Italy has made history by becoming the first Western country to ban the use of ChatGPT, a popular chatbot created by OpenAI and backed by Microsoft. The ban comes after the Italian data-protection authority raised concerns over the app’s privacy and data protection measures. The regulator has also launched an investigation into OpenAI, stating that the ban will take effect immediately.
ChatGPT is an advanced chatbot that uses natural, human-like language to answer questions and can mimic other writing styles. It has been used by millions of people since its launch in November 2022 and was added to Bing last month. Microsoft has also announced that it will embed a version of the technology in its Office apps, including Word, Excel, PowerPoint, and Outlook.

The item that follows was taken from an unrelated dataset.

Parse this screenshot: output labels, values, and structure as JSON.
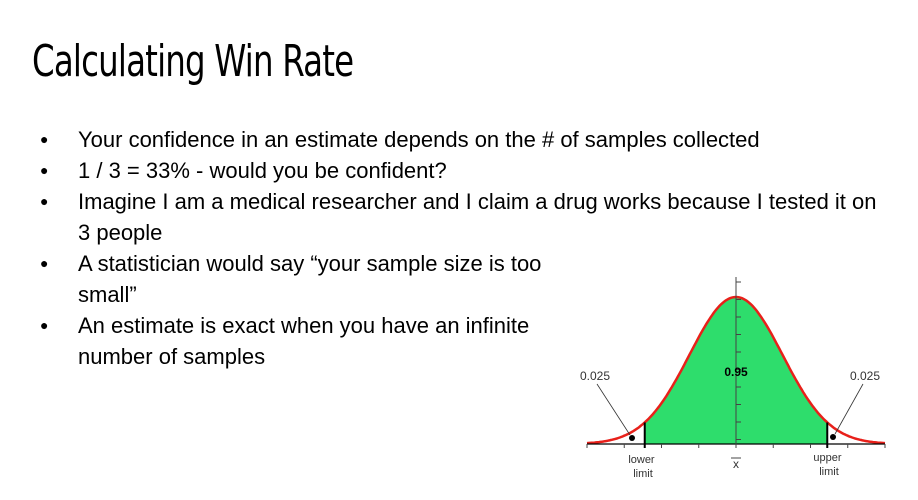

However, concerns have been raised over the potential risks of AI, including its threat to jobs and the spreading of misinformation and bias. Earlier this week, key figures in tech, including Elon Musk, called for a suspension of these types of AI systems amid fears that the race to develop them was out of control.
Italia will not only ban the use of OpenAI’s chatbot but will also investigate whether it complies with the General Data Protection Regulation (GDPR), which governs the way in which personal data can be used, processed, and stored. There are also concerns over a data breach involving user conversations and payment information and the mass collection and storage of personal data for the purpose of “training” the algorithms underlying the operation of the platform.
Additionally, since there is no way to verify the age of users, the app “exposes minors to absolutely unsuitable answers compared to their degree of development and awareness.” As a result, Google’s rival artificial-intelligence chatbot, Bard, is only available to specific users over the age of 18.
OpenAI has been given 20 days to respond to the watchdog’s concerns or face a fine of €20 million ($21.7m) or up to 4% of its annual revenues. The Irish data protection commission, responsible for upholding the fundamental right of individuals in the EU to have their personal data protected, has stated that it is following up with the Italian regulator to understand the basis for their action and “will coordinate with all EU data protection authorities” in connection to the ban.
Consumer advocacy group BEUC has also called on EU and national authorities to investigate ChatGPT and similar chatbots, following the filing of a complaint in the US. While the EU is currently working on the world’s first legislation on AI, BEUC is concerned that it would take years before the AI Act could take effect, leaving consumers at risk of harm from a technology that is not sufficiently regulated.